Game of Thrones
George R.R. Martin, David Benioff, and D.B. Weiss, 2011–

After we finished watching The Sopranos, Elizabeth wanted to watch a show about some maddening men, but as that show was by one of the main Sopranos guys, I said I'd rather watch something different first. We tossed around some titles and eventually she suggested Game of Thrones, which I knew nothing at all about except for the fact that someone on my Facebook list had mentioned that she'd heard some positive buzz about it. (Jess H., that would be you.) But on that basis, I voted to give it a look.

So we started up the first episode, and it quickly became clear that we were looking at a Tolkien knockoff with pseudo-medieval guys fighting creatures drawn straight out of the D & D Monster Manual. Given that one of the most visited pages on my site is my account of being bewildered by the Lord of the Rings movies, this didn't look promising. "I am guessing that this will not turn out to be my thing," I typed to Lizzie.

I guessed wrong! Yes, Game of Thrones features several dungeons and even a few dragons, but this is largely a saga of intrigue, with various factions vying for the throne, threatening to declare independence, hiring mercenary armies, arranging royal marriages, striking backroom deals... and I frackin' love that shit. It feels like it's made of the same substance as the classical history classes I've audited, or a fleshed-out game of Europa Universalis, and to me at least these are selling points. Even the fantasy elements have largely been to my liking — the irregular and variable seasons, the open-concept dungeon in the Eyrie, the corvid-based postal service.

Then there are the characters, who may not be especially deep but are extremely effectively written and portrayed: the villains are truly loathsome, the heroes wonderfully sympathetic, and the gray-area characters very engaging. To name three:

  • The first and to date only season revolves around the house of Eddard "Tony" Stark, who has four sons (Tony Jr., Sad Bastard, All-Bran, and Who's That) and two daughters, Redhead and Baleful. Baleful is a pretty standard tomboy character and yet she could hardly be more awesome. Her uncompromising sense of justice; the self-confidence in her voice when Tony tells her that she will someday be the mother of knights and she says, "No, that's not me"; the joy on her face when Tony gives her a sword of her own, and when she's in the middle of her ninja lessons... how can you not adore Baleful? (And for that matter, how can you not think very highly of Tony Stark? It's not just any pseudo-medieval dad who'd be open-minded enough to hire a swordmaster to give ninja lessons to his baleful daughter.)

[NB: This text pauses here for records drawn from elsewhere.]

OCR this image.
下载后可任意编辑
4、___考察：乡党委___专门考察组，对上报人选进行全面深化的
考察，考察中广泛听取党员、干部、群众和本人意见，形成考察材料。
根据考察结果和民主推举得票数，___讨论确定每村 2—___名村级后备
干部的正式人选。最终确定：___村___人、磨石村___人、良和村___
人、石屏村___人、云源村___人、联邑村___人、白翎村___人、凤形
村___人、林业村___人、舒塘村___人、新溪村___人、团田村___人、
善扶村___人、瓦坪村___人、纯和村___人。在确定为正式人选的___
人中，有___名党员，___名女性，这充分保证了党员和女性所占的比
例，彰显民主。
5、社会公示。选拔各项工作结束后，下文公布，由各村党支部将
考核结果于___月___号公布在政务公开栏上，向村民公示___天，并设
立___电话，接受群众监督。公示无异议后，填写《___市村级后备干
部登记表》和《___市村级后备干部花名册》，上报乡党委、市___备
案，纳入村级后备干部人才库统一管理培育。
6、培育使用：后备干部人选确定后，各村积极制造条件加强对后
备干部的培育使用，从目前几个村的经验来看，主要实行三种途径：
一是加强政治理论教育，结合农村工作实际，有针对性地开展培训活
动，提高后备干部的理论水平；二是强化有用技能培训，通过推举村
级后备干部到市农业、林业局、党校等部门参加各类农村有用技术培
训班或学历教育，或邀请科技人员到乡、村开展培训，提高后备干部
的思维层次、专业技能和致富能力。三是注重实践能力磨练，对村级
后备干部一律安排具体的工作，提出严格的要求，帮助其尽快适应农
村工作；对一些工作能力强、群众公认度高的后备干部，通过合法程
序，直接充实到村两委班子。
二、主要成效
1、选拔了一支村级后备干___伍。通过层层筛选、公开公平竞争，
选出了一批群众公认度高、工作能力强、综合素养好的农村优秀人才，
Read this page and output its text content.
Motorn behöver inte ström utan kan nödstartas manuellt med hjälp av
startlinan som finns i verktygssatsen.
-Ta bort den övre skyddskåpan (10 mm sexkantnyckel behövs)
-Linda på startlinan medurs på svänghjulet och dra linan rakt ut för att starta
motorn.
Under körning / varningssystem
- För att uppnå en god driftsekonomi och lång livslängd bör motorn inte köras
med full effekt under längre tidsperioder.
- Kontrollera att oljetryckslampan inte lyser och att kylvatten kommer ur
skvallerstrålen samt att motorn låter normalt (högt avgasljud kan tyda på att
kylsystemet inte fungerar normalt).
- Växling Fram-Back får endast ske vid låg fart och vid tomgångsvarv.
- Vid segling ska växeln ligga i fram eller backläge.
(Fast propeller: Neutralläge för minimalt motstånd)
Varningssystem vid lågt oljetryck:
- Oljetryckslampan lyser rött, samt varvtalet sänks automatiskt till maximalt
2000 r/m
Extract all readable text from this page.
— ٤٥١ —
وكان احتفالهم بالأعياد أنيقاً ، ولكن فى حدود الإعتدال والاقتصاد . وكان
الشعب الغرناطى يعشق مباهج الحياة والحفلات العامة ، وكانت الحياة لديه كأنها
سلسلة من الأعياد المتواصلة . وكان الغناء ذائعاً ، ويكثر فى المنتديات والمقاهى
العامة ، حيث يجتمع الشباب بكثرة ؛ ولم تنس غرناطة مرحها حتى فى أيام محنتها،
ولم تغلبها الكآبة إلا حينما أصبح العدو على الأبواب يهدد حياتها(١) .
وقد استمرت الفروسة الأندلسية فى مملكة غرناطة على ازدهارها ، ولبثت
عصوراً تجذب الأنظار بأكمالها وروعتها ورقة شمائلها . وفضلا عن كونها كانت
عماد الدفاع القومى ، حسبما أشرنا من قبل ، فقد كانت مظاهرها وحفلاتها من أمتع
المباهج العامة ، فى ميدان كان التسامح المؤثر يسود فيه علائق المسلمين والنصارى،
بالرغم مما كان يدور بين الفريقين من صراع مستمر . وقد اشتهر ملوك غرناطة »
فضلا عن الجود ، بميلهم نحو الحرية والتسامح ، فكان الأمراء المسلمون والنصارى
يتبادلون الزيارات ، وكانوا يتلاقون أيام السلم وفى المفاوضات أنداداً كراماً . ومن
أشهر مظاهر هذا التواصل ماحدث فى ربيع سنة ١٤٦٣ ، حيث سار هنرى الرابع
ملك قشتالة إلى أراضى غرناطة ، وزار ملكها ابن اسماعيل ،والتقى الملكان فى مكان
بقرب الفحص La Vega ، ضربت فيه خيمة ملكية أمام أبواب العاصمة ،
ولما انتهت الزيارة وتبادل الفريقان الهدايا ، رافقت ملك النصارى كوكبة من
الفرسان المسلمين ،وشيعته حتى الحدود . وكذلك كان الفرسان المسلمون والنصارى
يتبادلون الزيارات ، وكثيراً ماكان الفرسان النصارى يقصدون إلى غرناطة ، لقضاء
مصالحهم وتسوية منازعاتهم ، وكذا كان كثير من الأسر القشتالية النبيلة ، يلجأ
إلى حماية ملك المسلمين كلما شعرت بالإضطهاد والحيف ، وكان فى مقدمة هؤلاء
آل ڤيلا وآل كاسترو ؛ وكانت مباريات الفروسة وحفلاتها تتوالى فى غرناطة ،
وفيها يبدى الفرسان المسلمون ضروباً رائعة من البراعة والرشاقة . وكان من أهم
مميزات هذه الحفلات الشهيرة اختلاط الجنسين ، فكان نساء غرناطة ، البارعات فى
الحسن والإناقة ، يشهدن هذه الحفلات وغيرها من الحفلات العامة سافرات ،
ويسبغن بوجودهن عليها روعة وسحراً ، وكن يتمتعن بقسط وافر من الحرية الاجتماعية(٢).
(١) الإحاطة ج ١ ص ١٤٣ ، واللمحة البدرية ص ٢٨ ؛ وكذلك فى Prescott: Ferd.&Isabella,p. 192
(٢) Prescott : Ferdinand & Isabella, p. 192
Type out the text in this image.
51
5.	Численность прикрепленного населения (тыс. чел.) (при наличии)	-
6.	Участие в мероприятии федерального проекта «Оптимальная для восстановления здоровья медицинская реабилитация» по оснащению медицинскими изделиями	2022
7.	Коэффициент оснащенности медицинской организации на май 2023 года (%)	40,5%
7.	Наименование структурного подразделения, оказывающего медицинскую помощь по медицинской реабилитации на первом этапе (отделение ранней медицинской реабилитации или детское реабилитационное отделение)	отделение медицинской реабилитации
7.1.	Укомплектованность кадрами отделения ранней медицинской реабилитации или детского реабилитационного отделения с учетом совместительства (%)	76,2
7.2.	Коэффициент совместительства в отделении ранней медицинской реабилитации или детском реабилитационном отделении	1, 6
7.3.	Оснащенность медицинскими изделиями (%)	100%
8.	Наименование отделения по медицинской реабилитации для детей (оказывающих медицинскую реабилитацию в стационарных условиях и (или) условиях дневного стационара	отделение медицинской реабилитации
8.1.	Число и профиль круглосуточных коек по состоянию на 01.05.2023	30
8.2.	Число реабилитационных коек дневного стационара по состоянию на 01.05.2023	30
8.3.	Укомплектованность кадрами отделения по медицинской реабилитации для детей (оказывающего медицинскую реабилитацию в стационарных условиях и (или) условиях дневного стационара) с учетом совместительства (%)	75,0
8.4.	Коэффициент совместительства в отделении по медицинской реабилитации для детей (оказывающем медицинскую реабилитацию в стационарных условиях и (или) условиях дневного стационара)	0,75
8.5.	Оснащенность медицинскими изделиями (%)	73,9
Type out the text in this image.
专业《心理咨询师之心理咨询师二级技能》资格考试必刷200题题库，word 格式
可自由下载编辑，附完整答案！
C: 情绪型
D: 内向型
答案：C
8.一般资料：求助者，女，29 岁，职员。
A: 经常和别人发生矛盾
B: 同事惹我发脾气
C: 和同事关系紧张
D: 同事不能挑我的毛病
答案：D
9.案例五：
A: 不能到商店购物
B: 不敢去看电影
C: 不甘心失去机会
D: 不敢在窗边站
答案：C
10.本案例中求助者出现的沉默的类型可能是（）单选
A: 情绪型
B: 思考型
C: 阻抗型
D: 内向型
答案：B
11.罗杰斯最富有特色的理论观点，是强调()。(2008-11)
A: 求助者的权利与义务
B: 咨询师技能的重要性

  • Across the Narrow Sea, there's Princess Bleach, beauteous flower of maidenhood, whose brother marries her off to Genghis Khan in hopes of using the Mongol horde to take the throne. Not only does Princess, or, now, Queen Bleach turn out to have awesome superpowers (squeee), but even more squeee-worthily, she quickly learns how to leverage what little power she has as a female foreigner in an alpha-male culture, skillfully working the system while remaining the picture of doe-eyed innocence. So how can you not love Queen Bleach and revel in her eventual transfiguration?

  • Then there's the Dwarf. The Dwarf is a lovable rogue. Those who have read some of my earlier articles know how I tend to despise lovable rogues. I read all 3000 pages of The Baroque Cycle and I spent 2500 of them actively wanting Jack the Lovable Rogue to die. But the Dwarf is that rarest of creatures: a lovable rogue who actually is lovable! It's fun to listen to his wry commentary about the intrigues going on around him and even greater fun to see him talk his way out of various scrapes.

And I haven't even mentioned the anything-can-happen plotting, or the interesting scenarios (can the vile Prince Recessive be stopped by, of all people, the out-of-her-depth Redhead?), or the timely appearances of the dire woofs, or the frequency with which someone pretty will take off her clothes. All told, this is, if not (yet?) great art exactly, top-notch entertainment. The only problem is that, unlike The Sopranos, which I watched four years after the series had ended, this one is still in progress, so now I have to wait seven months for the next episode like a chump.